= Giovanni Frisoni =

Alzheimer Researcher

Giovanni Frisoni (born 26 February 1961), also known as Giovanni B Frisoni (Giovanni Battista Frisoni), is an Italian neurologist and scientist specializing in cognitive disorders and Alzheimer's disease. He is a professor in the department of rehabilitation and geriatrics at the University of Geneva and director of the Centre de la mémoire at Geneva University Hospitals.

== Early life and education ==
Frisoni was born in Brescia, Italy on 26 February 1961. His mother was a primary school teacher.

Frisoni studied in Brescia and Parma where he graduated cum laude in medicine and surgery in 1986 and specialized in neurology in 1990.

== Career ==
In 1991, Frisoni became a founding physician of one of the first Italian hospitals entirely devoted to the care of patients with Alzheimer's disease and other dementias. He began his career as a clinician but, over time, research became his main focus.

In 2013, he moved to University of Geneva where he holds a clinical leadership position at the Geneva University Hospitals. In 2018, he founded the hospital's Center of Memory.
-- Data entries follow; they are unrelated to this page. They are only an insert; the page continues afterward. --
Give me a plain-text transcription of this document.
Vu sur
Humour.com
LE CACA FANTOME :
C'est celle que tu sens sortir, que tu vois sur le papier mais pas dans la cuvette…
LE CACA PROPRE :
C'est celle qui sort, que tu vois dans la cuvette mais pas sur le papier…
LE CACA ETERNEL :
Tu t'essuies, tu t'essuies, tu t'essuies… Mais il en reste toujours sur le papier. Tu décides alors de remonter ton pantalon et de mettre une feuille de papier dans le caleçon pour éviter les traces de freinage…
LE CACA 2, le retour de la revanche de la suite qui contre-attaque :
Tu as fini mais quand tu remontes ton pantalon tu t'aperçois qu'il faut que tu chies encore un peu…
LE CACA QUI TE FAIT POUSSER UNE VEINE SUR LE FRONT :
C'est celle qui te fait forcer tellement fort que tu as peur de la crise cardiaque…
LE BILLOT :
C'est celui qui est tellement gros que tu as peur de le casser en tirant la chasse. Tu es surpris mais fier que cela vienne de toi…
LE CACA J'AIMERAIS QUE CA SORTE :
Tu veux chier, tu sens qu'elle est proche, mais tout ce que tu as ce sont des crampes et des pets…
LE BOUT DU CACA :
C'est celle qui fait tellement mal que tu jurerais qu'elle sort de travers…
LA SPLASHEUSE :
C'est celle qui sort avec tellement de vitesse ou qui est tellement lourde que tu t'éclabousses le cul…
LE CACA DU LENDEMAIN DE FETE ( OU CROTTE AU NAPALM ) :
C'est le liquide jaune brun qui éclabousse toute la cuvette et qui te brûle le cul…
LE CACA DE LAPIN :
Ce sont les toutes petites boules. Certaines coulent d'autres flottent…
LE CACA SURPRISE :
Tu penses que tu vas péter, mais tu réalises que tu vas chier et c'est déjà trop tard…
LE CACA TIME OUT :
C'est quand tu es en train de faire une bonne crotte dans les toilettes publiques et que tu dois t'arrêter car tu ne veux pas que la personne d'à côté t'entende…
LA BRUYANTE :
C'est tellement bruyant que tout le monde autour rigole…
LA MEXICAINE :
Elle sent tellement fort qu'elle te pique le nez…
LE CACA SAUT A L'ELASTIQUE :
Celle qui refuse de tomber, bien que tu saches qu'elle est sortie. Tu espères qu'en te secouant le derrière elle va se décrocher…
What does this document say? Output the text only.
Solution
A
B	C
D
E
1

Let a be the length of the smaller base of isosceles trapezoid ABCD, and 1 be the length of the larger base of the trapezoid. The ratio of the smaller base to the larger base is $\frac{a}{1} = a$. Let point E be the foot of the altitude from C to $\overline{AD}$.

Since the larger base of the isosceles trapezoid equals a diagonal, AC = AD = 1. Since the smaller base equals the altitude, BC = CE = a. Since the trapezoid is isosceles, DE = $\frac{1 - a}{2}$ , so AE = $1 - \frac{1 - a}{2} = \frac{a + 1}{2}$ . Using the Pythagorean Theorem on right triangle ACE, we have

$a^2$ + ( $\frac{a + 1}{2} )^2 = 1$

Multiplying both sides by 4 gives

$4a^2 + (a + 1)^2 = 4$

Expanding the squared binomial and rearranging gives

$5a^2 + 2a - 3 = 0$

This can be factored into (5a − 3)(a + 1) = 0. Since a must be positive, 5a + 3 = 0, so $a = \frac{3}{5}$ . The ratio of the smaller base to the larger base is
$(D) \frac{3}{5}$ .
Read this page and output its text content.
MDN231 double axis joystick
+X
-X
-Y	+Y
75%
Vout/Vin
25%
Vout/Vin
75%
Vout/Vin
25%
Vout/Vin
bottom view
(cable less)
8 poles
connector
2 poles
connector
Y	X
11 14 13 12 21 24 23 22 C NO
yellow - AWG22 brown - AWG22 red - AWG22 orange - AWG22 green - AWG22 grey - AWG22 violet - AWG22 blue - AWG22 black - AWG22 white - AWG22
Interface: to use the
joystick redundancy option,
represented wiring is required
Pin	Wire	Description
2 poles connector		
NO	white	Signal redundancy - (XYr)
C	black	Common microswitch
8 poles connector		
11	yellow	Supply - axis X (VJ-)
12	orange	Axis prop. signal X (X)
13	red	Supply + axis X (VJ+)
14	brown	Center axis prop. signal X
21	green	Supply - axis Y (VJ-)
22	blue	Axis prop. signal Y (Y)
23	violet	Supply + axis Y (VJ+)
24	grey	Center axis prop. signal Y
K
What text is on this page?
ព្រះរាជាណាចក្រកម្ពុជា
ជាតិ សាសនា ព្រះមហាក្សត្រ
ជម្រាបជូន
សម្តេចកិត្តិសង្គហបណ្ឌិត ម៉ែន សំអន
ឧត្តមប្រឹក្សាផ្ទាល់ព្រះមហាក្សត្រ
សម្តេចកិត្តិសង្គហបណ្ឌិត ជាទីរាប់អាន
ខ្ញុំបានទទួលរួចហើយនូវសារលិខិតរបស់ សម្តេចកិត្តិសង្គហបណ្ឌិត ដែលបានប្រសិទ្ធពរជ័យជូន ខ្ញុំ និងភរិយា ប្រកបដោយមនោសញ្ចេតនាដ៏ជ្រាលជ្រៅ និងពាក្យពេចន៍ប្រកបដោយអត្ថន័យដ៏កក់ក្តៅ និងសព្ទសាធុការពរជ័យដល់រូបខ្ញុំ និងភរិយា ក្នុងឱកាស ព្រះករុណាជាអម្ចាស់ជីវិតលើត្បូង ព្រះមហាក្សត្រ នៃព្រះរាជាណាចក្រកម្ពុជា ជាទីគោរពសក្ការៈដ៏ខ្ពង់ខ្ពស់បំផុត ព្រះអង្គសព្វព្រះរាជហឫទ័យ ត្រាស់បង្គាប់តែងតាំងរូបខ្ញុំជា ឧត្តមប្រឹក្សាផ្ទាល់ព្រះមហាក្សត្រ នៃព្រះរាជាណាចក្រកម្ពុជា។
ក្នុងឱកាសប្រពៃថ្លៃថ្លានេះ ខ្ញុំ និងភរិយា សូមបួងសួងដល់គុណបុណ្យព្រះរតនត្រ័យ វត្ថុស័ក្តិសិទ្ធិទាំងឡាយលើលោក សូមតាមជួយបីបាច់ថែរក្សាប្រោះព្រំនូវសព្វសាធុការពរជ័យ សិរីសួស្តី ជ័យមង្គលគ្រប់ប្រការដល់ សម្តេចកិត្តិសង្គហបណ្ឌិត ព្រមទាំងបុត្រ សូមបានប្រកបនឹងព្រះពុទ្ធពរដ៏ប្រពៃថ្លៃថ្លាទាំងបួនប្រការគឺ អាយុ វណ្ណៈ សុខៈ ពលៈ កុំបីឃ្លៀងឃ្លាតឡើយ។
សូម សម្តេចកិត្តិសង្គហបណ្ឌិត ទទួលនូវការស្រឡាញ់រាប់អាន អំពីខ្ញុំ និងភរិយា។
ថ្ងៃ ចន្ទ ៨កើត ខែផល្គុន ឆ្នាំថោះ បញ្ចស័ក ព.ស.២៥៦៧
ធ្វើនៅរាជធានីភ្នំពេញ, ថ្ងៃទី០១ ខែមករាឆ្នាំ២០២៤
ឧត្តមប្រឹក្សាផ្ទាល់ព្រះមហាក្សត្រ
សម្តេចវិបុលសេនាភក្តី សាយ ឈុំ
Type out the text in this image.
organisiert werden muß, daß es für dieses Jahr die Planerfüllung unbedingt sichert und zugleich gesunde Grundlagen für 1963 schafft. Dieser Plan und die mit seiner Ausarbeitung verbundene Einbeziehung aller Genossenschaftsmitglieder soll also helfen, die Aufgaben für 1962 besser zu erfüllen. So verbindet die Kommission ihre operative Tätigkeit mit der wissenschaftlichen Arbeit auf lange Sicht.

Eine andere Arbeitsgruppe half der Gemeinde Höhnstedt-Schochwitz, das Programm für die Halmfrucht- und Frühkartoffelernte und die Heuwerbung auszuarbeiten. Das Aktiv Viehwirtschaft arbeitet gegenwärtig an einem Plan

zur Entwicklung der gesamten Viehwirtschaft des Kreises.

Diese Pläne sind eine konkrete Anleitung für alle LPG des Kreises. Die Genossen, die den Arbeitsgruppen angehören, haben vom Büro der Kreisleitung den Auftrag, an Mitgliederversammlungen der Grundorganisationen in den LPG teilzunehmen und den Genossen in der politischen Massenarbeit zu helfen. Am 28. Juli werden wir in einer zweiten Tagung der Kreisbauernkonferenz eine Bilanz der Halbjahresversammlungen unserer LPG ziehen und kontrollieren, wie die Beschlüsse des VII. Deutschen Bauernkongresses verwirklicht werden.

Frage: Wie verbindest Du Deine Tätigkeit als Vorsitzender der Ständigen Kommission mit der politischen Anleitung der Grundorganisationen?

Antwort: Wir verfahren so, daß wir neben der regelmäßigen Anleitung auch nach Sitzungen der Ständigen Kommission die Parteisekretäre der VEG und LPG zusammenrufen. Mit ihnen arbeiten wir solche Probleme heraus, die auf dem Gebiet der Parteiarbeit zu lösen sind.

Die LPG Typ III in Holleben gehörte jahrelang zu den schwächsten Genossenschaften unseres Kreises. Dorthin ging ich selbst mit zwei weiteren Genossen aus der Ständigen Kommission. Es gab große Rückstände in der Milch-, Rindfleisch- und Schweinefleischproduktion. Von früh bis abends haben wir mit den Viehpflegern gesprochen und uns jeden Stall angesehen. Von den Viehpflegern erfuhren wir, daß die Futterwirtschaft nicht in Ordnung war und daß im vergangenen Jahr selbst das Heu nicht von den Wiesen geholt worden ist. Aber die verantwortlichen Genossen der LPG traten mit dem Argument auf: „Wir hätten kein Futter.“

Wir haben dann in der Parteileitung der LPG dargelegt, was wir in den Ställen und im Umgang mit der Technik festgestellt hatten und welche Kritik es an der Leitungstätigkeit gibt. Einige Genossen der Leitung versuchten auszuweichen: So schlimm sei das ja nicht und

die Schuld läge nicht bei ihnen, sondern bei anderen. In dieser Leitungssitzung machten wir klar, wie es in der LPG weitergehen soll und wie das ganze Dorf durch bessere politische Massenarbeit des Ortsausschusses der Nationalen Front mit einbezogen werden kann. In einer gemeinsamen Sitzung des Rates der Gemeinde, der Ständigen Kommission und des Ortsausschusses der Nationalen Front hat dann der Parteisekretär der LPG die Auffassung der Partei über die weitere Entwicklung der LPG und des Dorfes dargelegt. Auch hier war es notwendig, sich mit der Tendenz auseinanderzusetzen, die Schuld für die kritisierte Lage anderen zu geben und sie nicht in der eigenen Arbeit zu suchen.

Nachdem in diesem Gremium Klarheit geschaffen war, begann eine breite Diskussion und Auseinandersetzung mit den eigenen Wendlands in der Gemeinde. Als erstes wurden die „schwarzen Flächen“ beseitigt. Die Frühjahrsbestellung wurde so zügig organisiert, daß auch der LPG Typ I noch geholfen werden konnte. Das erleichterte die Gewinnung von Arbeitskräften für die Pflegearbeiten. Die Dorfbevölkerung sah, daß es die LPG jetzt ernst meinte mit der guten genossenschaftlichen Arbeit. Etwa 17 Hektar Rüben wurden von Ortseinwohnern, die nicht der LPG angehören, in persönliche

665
Frisoni is active in public science outreach, organizing educational events, hosting colloquia, giving interviews for broader divulgation and participating in awareness campaigns on memory disorders. He has produced educational videos for patients and caregivers, contributed as a medical advisor to the movie The Life Ahead (2020), and developed the multilingual resource of the Swiss Brain Health Registry.

He has been active in open science as the principal founder or co-founder of research infrastructures such as neuGRID and GAAIN (Global Alzheimer's Association Interactive Network). He has also served as an invited commentatorfor publications in Lancet Neurology.

In 2023, Frisoni became a fellow of the European Academy of Neurology and, in 2025, he has launched the first Swiss publicly-funded dementia prevention program.

== Research ==
Frisoni's research has mainly focused on advanced translational science in Alzheimer's disease and routine patient care but he has also investigated other forms of dementia, notably the effects of frontotemporal dementia on musical tastes.

He introduced amyloid PET imaging in Italy and his group was the first to confirm an association of gut microbiota with Alzheimer's disease in humans. He has led global initiatives to standardize hippocampal volumetry on MRI, European initiatives promote the appropriate use of diagnostic biomarkers in memory clinics and dementia prevention in BrainHealth Services. His recent work includes coordinating a large global team for The Lancet series on dementia diagnostics, treatment, and innovation.

== Publications ==
Frisoni has authored over 860 peer-reviewed scientific papers, with an h-index of 143 (Google Scholar) and more than 93,000 citations. He has also been recognized as highly-cited researcher in 2018, 2019, 2020, 2023, and 2024 on Clarivate's Web of Science.